For most of the 20th century Britain's largest crow, the great black bird of morbid legend, was confined to the "Celtic fringe" of Britain. Persecution by Victorian gamekeepers had extinguished it in the English lowlands and driven it to the hills and moors of the West Country, Wales, the Lake District and Scotland. With the gamekeepers mostly gone, it is returning.
During the last 20 years the birds have begun to spread eastwards from the Welsh borders into the Midlands, and by 1995 they were in Cheshire, Derbyshire, Staffordshire, Worcestershire and Wiltshire. By 2005 they had spread as far south as East and West Sussex. Last summer, for the first time in more than a century, a pair nested on the White Cliffs of Dover in Kent, and successfully raised two young.
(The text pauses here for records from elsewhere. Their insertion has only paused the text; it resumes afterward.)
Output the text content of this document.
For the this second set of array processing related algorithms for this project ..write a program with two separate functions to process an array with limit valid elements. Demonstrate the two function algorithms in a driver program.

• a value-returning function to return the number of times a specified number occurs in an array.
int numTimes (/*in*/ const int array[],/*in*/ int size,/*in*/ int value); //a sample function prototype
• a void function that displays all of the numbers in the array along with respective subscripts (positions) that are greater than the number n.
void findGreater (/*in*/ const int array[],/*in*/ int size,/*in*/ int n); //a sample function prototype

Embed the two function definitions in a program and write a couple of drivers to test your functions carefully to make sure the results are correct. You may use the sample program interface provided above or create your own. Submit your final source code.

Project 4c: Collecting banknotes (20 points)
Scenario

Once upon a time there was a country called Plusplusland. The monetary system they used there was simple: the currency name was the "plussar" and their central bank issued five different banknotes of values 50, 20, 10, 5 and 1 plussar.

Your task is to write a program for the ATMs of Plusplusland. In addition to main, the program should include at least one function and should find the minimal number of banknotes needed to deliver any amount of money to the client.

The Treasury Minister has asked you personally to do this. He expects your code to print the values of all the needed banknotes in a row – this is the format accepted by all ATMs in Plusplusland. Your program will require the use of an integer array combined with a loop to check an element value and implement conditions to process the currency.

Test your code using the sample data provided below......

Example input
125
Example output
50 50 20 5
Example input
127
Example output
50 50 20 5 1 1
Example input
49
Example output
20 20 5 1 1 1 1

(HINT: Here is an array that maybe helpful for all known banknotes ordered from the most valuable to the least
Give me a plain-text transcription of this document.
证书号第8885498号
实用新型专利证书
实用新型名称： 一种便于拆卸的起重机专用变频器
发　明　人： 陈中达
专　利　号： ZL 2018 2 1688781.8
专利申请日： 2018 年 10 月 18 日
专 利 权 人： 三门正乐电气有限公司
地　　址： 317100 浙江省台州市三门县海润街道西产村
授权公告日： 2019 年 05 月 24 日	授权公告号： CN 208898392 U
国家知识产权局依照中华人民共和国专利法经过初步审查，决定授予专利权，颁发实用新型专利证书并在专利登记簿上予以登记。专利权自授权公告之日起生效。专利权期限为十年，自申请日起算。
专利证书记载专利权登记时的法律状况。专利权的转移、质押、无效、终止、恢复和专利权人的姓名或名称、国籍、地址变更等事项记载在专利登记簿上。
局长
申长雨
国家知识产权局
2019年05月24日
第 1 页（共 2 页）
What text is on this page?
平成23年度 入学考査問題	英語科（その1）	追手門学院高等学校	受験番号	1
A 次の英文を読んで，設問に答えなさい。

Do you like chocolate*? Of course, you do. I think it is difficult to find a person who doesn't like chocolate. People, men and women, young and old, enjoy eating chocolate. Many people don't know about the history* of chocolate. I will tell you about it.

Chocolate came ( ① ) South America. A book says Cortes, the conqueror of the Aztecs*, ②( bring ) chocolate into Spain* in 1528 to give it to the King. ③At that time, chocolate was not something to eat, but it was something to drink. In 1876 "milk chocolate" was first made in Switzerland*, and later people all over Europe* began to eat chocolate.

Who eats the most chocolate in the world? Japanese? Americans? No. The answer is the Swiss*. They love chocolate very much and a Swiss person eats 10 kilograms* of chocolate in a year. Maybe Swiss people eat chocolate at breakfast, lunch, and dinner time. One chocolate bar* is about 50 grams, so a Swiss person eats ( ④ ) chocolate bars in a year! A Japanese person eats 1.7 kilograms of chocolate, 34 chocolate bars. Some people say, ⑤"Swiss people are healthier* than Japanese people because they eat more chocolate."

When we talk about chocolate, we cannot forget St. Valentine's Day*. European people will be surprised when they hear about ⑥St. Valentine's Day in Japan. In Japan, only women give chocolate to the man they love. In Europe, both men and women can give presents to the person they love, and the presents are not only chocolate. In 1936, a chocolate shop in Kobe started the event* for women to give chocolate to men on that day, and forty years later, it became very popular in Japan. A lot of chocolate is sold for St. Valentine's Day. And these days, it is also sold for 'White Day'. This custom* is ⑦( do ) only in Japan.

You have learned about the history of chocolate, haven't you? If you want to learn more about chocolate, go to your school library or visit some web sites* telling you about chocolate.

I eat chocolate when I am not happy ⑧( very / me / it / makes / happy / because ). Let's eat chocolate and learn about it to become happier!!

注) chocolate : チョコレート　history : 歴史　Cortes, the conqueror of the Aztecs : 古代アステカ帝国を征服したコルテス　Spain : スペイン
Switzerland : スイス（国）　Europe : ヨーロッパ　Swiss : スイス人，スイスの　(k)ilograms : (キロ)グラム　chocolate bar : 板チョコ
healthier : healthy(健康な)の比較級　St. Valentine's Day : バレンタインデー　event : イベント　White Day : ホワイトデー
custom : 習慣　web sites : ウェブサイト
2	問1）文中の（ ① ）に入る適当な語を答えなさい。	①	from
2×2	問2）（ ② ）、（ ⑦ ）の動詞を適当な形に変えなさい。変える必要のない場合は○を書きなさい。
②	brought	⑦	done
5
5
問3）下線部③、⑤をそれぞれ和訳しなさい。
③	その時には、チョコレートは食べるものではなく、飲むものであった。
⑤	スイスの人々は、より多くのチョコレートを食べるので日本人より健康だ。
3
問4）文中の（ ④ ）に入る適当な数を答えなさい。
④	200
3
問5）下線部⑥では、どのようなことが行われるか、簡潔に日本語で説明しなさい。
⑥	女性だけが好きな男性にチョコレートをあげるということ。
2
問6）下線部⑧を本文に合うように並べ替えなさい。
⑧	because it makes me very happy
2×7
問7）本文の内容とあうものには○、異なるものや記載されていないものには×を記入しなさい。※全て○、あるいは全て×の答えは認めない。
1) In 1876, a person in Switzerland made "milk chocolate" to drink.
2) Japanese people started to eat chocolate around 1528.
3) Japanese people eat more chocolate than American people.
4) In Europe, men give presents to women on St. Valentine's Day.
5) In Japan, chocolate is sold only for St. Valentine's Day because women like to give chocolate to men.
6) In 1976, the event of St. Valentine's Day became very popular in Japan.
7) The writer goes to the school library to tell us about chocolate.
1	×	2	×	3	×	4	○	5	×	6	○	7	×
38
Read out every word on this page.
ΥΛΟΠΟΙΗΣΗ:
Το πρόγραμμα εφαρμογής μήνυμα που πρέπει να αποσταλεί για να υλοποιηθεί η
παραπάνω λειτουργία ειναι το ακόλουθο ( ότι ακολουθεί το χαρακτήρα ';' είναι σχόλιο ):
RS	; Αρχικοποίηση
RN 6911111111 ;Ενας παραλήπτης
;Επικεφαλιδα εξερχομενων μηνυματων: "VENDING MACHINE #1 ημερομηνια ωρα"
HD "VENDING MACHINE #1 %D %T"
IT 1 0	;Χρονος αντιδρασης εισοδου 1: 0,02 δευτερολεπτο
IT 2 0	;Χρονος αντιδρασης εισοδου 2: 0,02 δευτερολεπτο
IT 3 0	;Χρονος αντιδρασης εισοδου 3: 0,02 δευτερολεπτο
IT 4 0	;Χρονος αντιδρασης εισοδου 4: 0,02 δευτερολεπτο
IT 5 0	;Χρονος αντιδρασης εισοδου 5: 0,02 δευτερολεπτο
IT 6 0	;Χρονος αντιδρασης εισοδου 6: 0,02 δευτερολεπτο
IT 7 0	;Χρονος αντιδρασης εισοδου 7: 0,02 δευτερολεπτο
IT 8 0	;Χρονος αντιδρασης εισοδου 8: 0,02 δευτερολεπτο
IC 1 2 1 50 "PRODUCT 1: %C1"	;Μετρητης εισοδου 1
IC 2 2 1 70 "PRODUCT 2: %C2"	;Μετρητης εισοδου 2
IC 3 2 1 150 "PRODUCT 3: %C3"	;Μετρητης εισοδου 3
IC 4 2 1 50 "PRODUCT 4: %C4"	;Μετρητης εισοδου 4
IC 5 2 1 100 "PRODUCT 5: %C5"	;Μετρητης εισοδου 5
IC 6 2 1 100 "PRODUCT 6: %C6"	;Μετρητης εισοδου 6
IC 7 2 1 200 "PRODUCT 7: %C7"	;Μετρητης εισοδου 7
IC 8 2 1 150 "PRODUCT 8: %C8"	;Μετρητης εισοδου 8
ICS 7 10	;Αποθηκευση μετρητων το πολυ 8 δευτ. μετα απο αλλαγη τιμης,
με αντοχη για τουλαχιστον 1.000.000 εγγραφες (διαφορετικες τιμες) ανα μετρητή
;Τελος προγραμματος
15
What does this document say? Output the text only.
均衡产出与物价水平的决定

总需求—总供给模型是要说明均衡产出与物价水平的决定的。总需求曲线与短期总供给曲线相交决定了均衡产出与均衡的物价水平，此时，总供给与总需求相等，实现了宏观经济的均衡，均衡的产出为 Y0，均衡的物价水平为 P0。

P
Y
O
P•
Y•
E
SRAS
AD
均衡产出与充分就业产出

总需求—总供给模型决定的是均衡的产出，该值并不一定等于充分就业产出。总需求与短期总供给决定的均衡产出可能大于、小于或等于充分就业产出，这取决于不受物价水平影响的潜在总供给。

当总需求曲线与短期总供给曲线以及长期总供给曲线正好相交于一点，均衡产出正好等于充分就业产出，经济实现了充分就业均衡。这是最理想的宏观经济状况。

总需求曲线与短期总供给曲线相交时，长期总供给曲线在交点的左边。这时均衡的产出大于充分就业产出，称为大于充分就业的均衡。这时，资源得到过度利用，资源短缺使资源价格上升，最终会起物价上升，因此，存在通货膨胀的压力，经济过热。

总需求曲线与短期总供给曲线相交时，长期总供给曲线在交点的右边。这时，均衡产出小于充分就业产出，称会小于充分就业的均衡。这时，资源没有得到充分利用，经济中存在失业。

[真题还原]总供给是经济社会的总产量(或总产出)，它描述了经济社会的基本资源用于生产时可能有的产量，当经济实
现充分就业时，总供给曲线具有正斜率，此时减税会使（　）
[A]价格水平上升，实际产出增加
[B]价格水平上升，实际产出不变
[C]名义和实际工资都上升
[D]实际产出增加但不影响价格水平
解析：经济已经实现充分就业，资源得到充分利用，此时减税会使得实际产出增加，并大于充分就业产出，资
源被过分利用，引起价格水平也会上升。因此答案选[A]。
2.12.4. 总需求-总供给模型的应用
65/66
The fieldwork study, which maps the raven frontier and the great migration has been produced for The New Atlas of Breeding Birds in Britain and Ireland: 2007-2011, to be published in 2012.
"Birdwatchers will be thrilled to see them recolonising central England and pushing into the South-east," said Dawn Balmer of the British Trust for Ornithology, publishers of the atlas.